Many people live in extremely harsh conditions in Cape Town’s informal settlements. Rapid urban growth comes with increasingly difficult challenges to maintain the standard of basic service delivery. Communities live with poorly maintained toilets, taps and street lights.

VPUU uses the Cityspec mobile technology to help trained community workers report on the status (working or broken) of infrastructure, take photos, and capture GPS data of infrastructure in real-time. The system’s backbone is a cloud-based administration and reporting centre, allowing users to create and track inspections and monitor the status of infrastructure on an ongoing basis. This provides all the information needed for rapid reporting to municipal departments and immediate remedial work.

“Cityspec puts the power of basic service monitoring in informal settlements in the hands of community workers, enabling us to bring about safe, well managed, and socially activated public spaces,” explains Michael Krause, Chief Executive Officer of VPUU.

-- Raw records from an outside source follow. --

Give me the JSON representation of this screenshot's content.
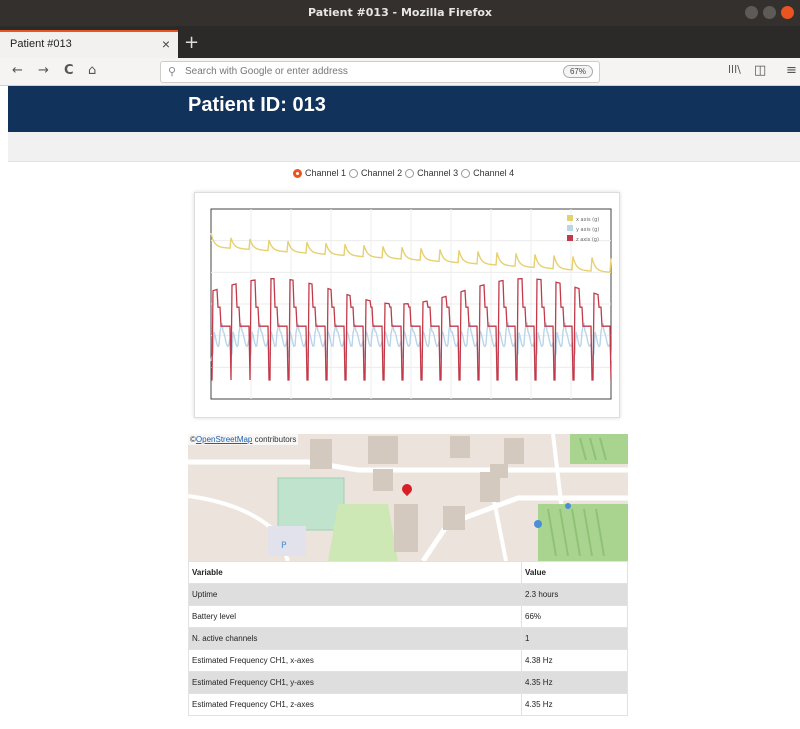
{
  "window": {
    "title": "Patient #013 - Mozilla Firefox"
  },
  "tab": {
    "label": "Patient #013",
    "close": "×",
    "new_tab": "+"
  },
  "nav": {
    "back": "←",
    "forward": "→",
    "reload": "C",
    "home": "⌂",
    "url_placeholder": "Search with Google or enter address",
    "zoom": "67%",
    "library": "lll\\",
    "sidebar": "◫",
    "menu": "≡"
  },
  "page": {
    "title": "Patient ID: 013"
  },
  "channels": {
    "options": [
      "Channel 1",
      "Channel 2",
      "Channel 3",
      "Channel 4"
    ],
    "selected": 0
  },
  "chart_data": {
    "type": "line",
    "xlim": [
      0,
      10
    ],
    "ylim": [
      -1.5,
      1.5
    ],
    "legend_position": "top-right",
    "grid": true,
    "series": [
      {
        "name": "x axis (g)",
        "color": "#e7d070"
      },
      {
        "name": "y axis (g)",
        "color": "#b9d5e9"
      },
      {
        "name": "z axis (g)",
        "color": "#c23a4a"
      }
    ]
  },
  "map": {
    "attribution_symbol": "©",
    "attribution_link": "OpenStreetMap",
    "attribution_text": " contributors"
  },
  "table": {
    "headers": [
      "Variable",
      "Value"
    ],
    "rows": [
      [
        "Uptime",
        "2.3 hours"
      ],
      [
        "Battery level",
        "66%"
      ],
      [
        "N. active channels",
        "1"
      ],
      [
        "Estimated Frequency CH1, x-axes",
        "4.38 Hz"
      ],
      [
        "Estimated Frequency CH1, y-axes",
        "4.35 Hz"
      ],
      [
        "Estimated Frequency CH1, z-axes",
        "4.35 Hz"
      ]
    ]
  }
}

“Our partnership with VPUU is a model for success. We bring together their experience of working with municipalities and poor communities, with Formula D’s expertise of technology and human-centred design,” says Michael Wolf, Founder and Creative Director of Formula D interactive.

The need for an electronic system became obvious in VPUU’s work in 2011, where trained community workers inspected public infrastructure on a regular basis in order to help the City of Cape Town maintain and repair items. Prior to Cityspec, the system was exclusively paper-based, labour intensive, and admin-laden. Furthermore, the original system did not easily collect geolocation data in relation to faults, which has proven very valuable in enabling repair teams to find faults in the field as well as identify hotspots for recurring faults. Cityspec is being piloted and further developed in VPUU programme areas until June 2018 after which the app will be made available for low-income municipalities and civil organisations globally to help monitor basic service delivery in the most vulnerable of communities. Morten Nielsen, Managing Director of Sustainia, says the Sustainia100 showcases the “most compelling and successful solutions” that “tackle multiple challenges, and global goals, in one go”.

From health solutions that tackle climate change, to renewable energy products that alleviate gender inequality, more than 1,200 solutions were identified globally – and more than half of those shortlisted come from the SME sector.